Dive into the findings of 4EU+ students who, thanks to a CU student mini-grant, studied a newly discovered glacial lake in the Swiss Alps. Explore their research methods, insights, and the collaborative spirit of their expedition in the following report.
By Aayushi Pandey
Glacial lakes, expanding due to the impacts of climate change, pose a significant threat to communities in and around mountainous regions. Recently, a new ephemeral glacial lake appeared near the Gorner Glacier in Switzerland's Monte Rosa Massif. Through satellite imagery, we were able to identify and study this lake. Our findings on the lake's evolution were subsequently published in the Cambridge University Press.
The primary objective of our project was to understand the dynamics of this lake basin and other glacial lakes in the area. We aimed to gather data to develop a method for estimating lake depth using remote sensing data. To achieve this, we organised an international interdisciplinary field trip from 4 to 6 August. During this expedition, we conducted bathymetric measurements on two glacial lakes near the Gorner Glacier. Additionally, high-resolution images of the now-empty lake basin were captured using a drone.
Prior to this, Dr. Lukas Brodský from the Department of Geoinformatics and Cartography coordinated another field trip under a CU 4EU+ academic mini-grant in which I could also participate. Together with colleagues from the University of Milano and Heidelberg University, we conducted measurements on two additional lakes near the Belvedere Glacier, situated in another part of the Monte Rosa Massif.

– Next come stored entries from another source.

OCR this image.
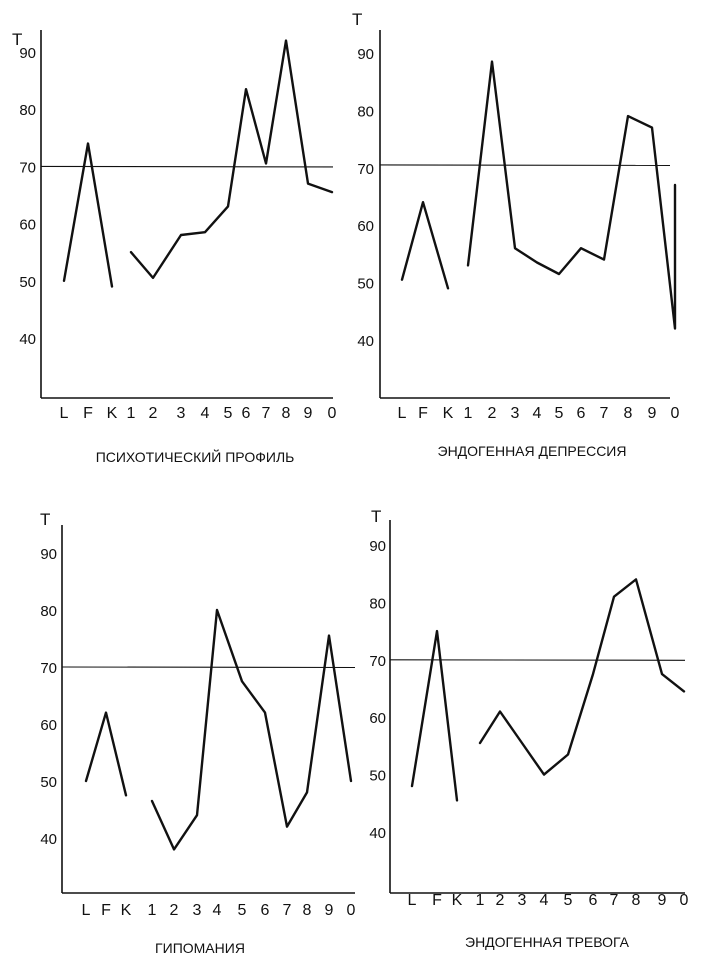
40
50
60
70
80
90
Т
L F K 1 2 3 4 5 6 7 8 9 0
ПСИХОТИЧЕСКИЙ ПРОФИЛЬ
40
50
60
70
80
90
Т
L F K 1 2 3 4 5 6 7 8 9 0
ЭНДОГЕННАЯ ДЕПРЕССИЯ
40
50
60
70
80
90
Т
L F K 1 2 3 4 5 6 7 8 9 0
ГИПОМАНИЯ
40
50
60
70
80
90
Т
L F K 1 2 3 4 5 6 7 8 9 0
ЭНДОГЕННАЯ ТРЕВОГА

This 4EU+ project provided me with a unique opportunity to bring people together from different disciplines to stimulate mutual learning, to share best practices, and to strengthen resilience.
The fieldwork laid a foundation for my future research in remote sensing and cryosphere studies.
The seminar at Macugnaga (close to Belvedere Glacier) facilitated knowledge exchange and insightful discussions among people working in similar fields. The bathymetric data acquired from glacial lakes support the hypothesis that smaller lakes can have greater depths.
The measured bathymetry data will help me to improve a method for the estimation of lake depths using parameters derived from remote sensing.
Drone images will provide information on the volume of the drained lake basin and on the area's temporal changes.
Our future plans include further limnological measurements, devising a scaling formula for estimating lake depths in areas prone to Glacial Lake Outburst Floods, and installing a time-lapse camera at Locce Lake.